コーヒーの入ったカップを持ってきてくれるまおの手を包み込むカーキ色のニット。
指先だけをちょこんと出して、なのにえりぐりからチラリと見える鎖骨がなんとも色っぽい。

やっぱり、コレにして正解だったな・・・。

あまりにもしっくりと可愛らしいまおの姿を見て、一人ほくそ笑む。

「なあに?一人でニヤニヤして・・・。」
「・・・ん?スケベなこと考えてた。」

隣にちょこんと座るまおの肩を抱き寄せると、ちゅ。とキスをする。

「・・・もうっ。大ちゃんってば、本当に万年発情期だよね。」

照れてうつむくまお。

お前が隣にいるからだよ。
万年発情期にさせるのは、まおだけなんだから。

なんて心の中で返しながら、さっきから視線を釘付けにしている鎖骨にちゅ。とくちづける。

ぱあっ。と綺麗に散る朱。

「あっ・・・。ばかっ・・・・。なんでキスマークつけるんだよっ!!」
「だって、まお明日フリーじゃん。タートルネックのシャツ着たら、わかんないよ。」

夏場はこれでも結構気をつかったのだ。
仕事のスケジュールはもちろんだけど、うかつにどこにでもつけるとまおから本気のお叱りがあったから。

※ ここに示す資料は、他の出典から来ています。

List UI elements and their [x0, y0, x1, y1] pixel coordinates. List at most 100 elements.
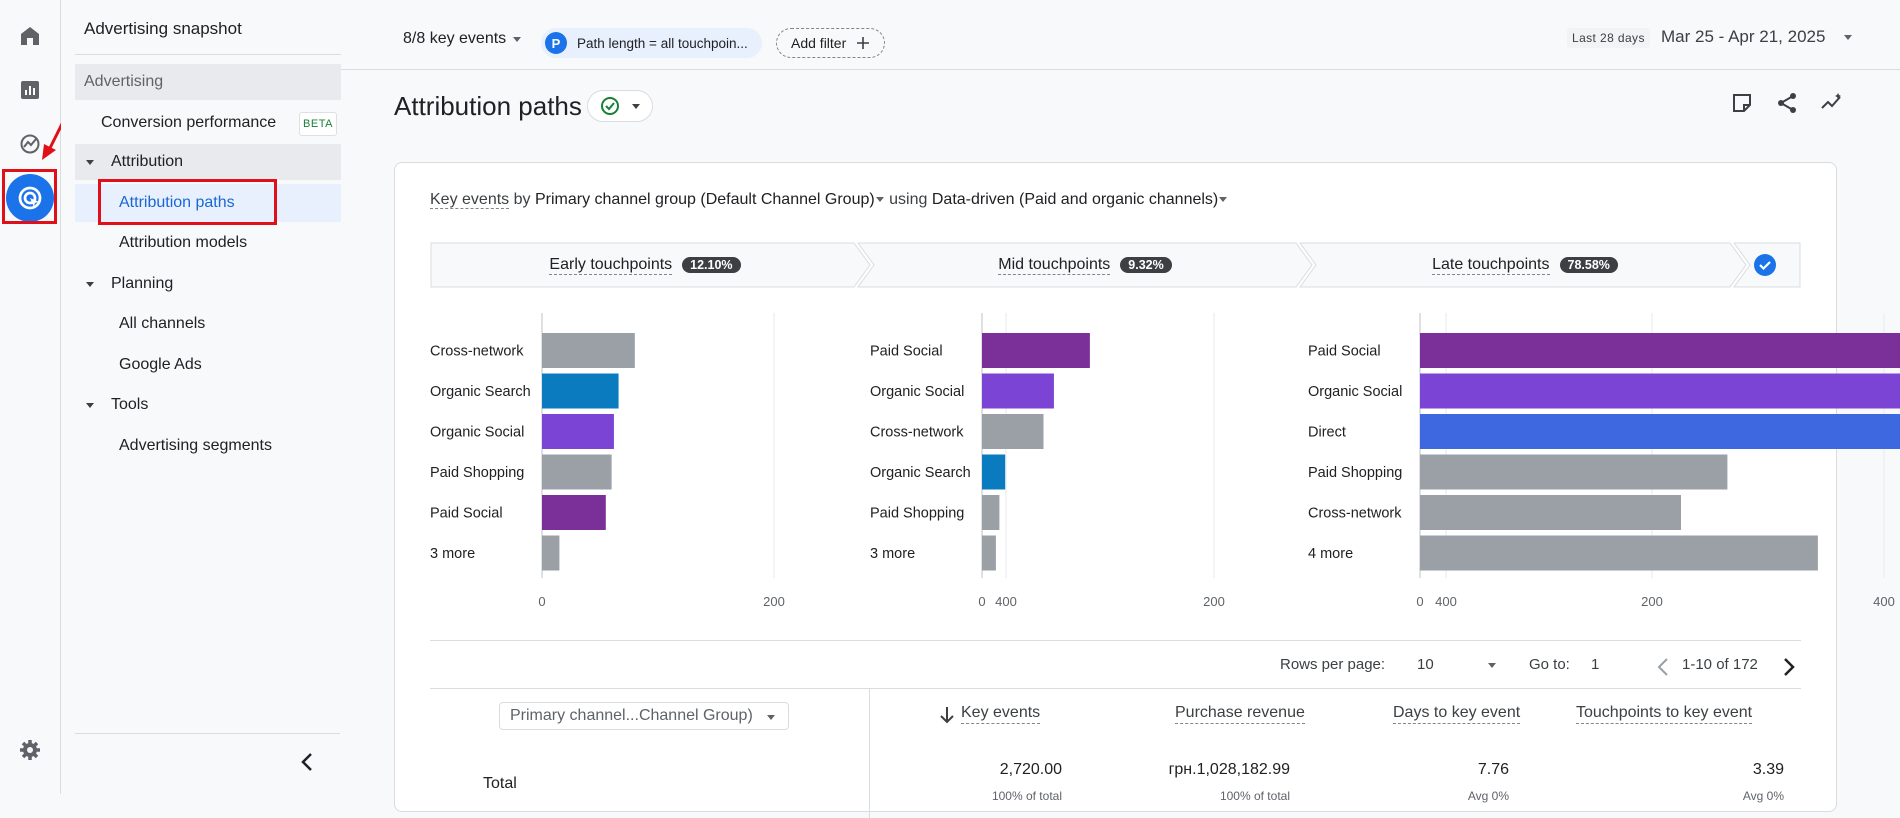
- category-label: Cross-network: [870, 425, 964, 441]
- sort-arrow-down-icon[interactable]: [939, 706, 955, 724]
- step-percent: 78.58%: [1559, 257, 1618, 273]
- step-mid[interactable]: Mid touchpoints 9.32%: [870, 242, 1300, 288]
- sidebar-item-attribution-paths[interactable]: Attribution paths: [119, 194, 235, 211]
- table-column-divider: [869, 688, 870, 818]
- caret-down-icon: [1488, 662, 1496, 668]
- chevron-left-icon[interactable]: [1656, 657, 1670, 677]
- total-sub-purchase-revenue: 100% of total: [1219, 789, 1290, 803]
- rows-value: 10: [1417, 656, 1434, 673]
- bar[interactable]: [542, 373, 619, 409]
- column-header-days-to-key-event[interactable]: Days to key event: [1393, 704, 1521, 724]
- column-header-key-events[interactable]: Key events: [961, 704, 1041, 724]
- plus-icon: [857, 37, 870, 49]
- sidebar-group-planning[interactable]: Planning: [75, 266, 399, 302]
- status-dropdown[interactable]: [587, 90, 653, 122]
- category-label: Organic Search: [430, 384, 531, 400]
- settings-icon[interactable]: [10, 730, 50, 770]
- model-select[interactable]: Data-driven (Paid and organic channels): [931, 191, 1219, 208]
- step-label: Early touchpoints: [549, 255, 673, 275]
- category-label: Paid Social: [430, 506, 503, 522]
- home-icon[interactable]: [10, 16, 50, 56]
- date-range-picker[interactable]: Mar 25 - Apr 21, 2025: [1661, 27, 1853, 47]
- chart-late: 0 200 400 Paid Social Organic Social Direct Pa…: [1308, 313, 1900, 613]
- advertising-snapshot-link[interactable]: Advertising snapshot: [84, 19, 242, 38]
- share-icon[interactable]: [1772, 88, 1802, 118]
- bar[interactable]: [1420, 333, 1900, 368]
- table-dimension-select[interactable]: Primary channel...Channel Group): [499, 702, 789, 730]
- bar[interactable]: [1420, 495, 1681, 530]
- check-circle-icon[interactable]: [1752, 252, 1778, 278]
- x-tick-label: 400: [1873, 594, 1895, 609]
- x-tick-label: 0: [978, 594, 985, 609]
- advertising-icon[interactable]: [6, 174, 54, 222]
- bar[interactable]: [1420, 535, 1818, 571]
- chip-label: Path length = all touchpoin...: [577, 35, 748, 51]
- total-row-label: Total: [483, 775, 517, 792]
- customize-report-icon[interactable]: [1727, 88, 1757, 118]
- category-label: Paid Shopping: [430, 465, 524, 481]
- bar-chart: 0 200 400 Paid Social Organic Social Direct Pa…: [1308, 313, 1900, 609]
- key-events-select[interactable]: 8/8 key events: [403, 30, 522, 48]
- category-label: Cross-network: [430, 344, 524, 360]
- attribution-card: Key events by Primary channel group (Def…: [394, 162, 1900, 818]
- sidebar-group-tools[interactable]: Tools: [75, 387, 399, 423]
- caret-down-icon[interactable]: [875, 194, 885, 204]
- collapse-chevron-left-icon[interactable]: [299, 752, 315, 772]
- bar[interactable]: [1420, 454, 1728, 490]
- add-filter-button[interactable]: Add filter: [776, 28, 886, 58]
- total-sub-key-events: 100% of total: [991, 789, 1062, 803]
- total-sub-days: Avg 0%: [1467, 789, 1509, 803]
- bar[interactable]: [982, 373, 1054, 409]
- bar[interactable]: [542, 454, 612, 490]
- group-label: Attribution: [111, 153, 184, 170]
- sidebar-item-advertising-segments[interactable]: Advertising segments: [119, 437, 272, 454]
- bar[interactable]: [542, 414, 614, 449]
- bar[interactable]: [982, 495, 1000, 530]
- step-percent: 12.10%: [682, 257, 741, 273]
- insights-icon[interactable]: [1817, 88, 1847, 118]
- rows-per-page-label: Rows per page:: [1280, 656, 1386, 673]
- explore-icon[interactable]: [10, 124, 50, 164]
- step-late[interactable]: Late touchpoints 78.58%: [1310, 242, 1740, 288]
- category-label: Direct: [1308, 425, 1346, 441]
- bar[interactable]: [542, 535, 560, 571]
- chart-description: Key events by Primary channel group (Def…: [430, 191, 1228, 209]
- column-header-touchpoints[interactable]: Touchpoints to key event: [1576, 704, 1753, 724]
- step-early[interactable]: Early touchpoints 12.10%: [430, 242, 860, 288]
- card-divider: [430, 640, 1801, 641]
- chevron-right-icon[interactable]: [1782, 657, 1796, 677]
- sidebar-item-google-ads[interactable]: Google Ads: [119, 356, 202, 373]
- column-header-purchase-revenue[interactable]: Purchase revenue: [1175, 704, 1305, 724]
- goto-input[interactable]: 1: [1591, 656, 1600, 673]
- touchpoint-steps: Early touchpoints 12.10% Mid touchpoints…: [430, 242, 1801, 288]
- bar[interactable]: [1420, 414, 1900, 449]
- step-percent: 9.32%: [1120, 257, 1172, 273]
- filter-chip[interactable]: P Path length = all touchpoin...: [541, 28, 762, 58]
- goto-label: Go to:: [1529, 656, 1570, 673]
- metric-link[interactable]: Key events: [430, 191, 510, 209]
- bar[interactable]: [982, 454, 1006, 490]
- total-key-events: 2,720.00: [999, 761, 1062, 778]
- section-label: Advertising: [84, 73, 164, 90]
- bar[interactable]: [1420, 373, 1900, 409]
- caret-down-icon[interactable]: [1218, 194, 1228, 204]
- bar[interactable]: [982, 535, 996, 571]
- bar[interactable]: [542, 333, 635, 368]
- reports-icon[interactable]: [10, 70, 50, 110]
- dimension-select[interactable]: Primary channel group (Default Channel G…: [534, 191, 875, 208]
- rows-per-page-select[interactable]: 10: [1417, 656, 1497, 673]
- sidebar-item-conversion-performance[interactable]: Conversion performance: [101, 114, 277, 131]
- sidebar-item-attribution-models[interactable]: Attribution models: [119, 234, 248, 251]
- bar[interactable]: [982, 414, 1044, 449]
- caret-down-icon: [767, 715, 775, 720]
- category-label: Organic Social: [1308, 384, 1402, 400]
- top-bar: 8/8 key events P Path length = all touch…: [341, 0, 1900, 70]
- bar[interactable]: [542, 495, 606, 530]
- nav-rail: [0, 0, 72, 794]
- bar[interactable]: [982, 333, 1090, 368]
- chart-early: 0 200 400 Cross-network Organic Search Organi…: [430, 313, 1017, 613]
- sidebar-item-all-channels[interactable]: All channels: [119, 315, 206, 332]
- add-filter-label: Add filter: [791, 35, 847, 51]
- sidebar: Advertising snapshot Advertising Convers…: [61, 0, 399, 794]
- chip-avatar: P: [545, 32, 567, 54]
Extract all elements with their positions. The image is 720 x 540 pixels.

基本的には、タンクトップとハーフパンツのファションが好きなまおは、「大ちゃんのせいで今日は着れないじゃんかっ!!」って朝から不機嫌になるのだ。

「冷え性なんだから、きちんと喉元まで保護しないとな?」

さっきつけたキスマークを隠すように、ニットをひっぱりあげる。

「大ちゃんは寒いの平気??」
「・・・平気じゃないけど、暑いよりはましかなあ。」

「寒いときはほら。こうやってくっつけばいいし。」

ぎゅうっとまおを膝に載せて抱きしめる。

「もうっ・・・。そうやってすぐに口実を作る・・・。」

なんていいながらも、コテンと頭を肩口にあずけて、抱きしめ返してくれるまお。

カーキ色の毛糸が混ざりあって、どこからがお互いのものなのかわからない。

いっそのこと、このままとろとろに溶けて、ヒトツになってしまえばいいのに。


俺の体の中にまおがいる。
まおのカラダの中に俺がいる。

あたたかくて、安心できて・・・・。

ふんわりしたニットの感触と、まおの香りにつつまれながらそんな願望を抱くのだった。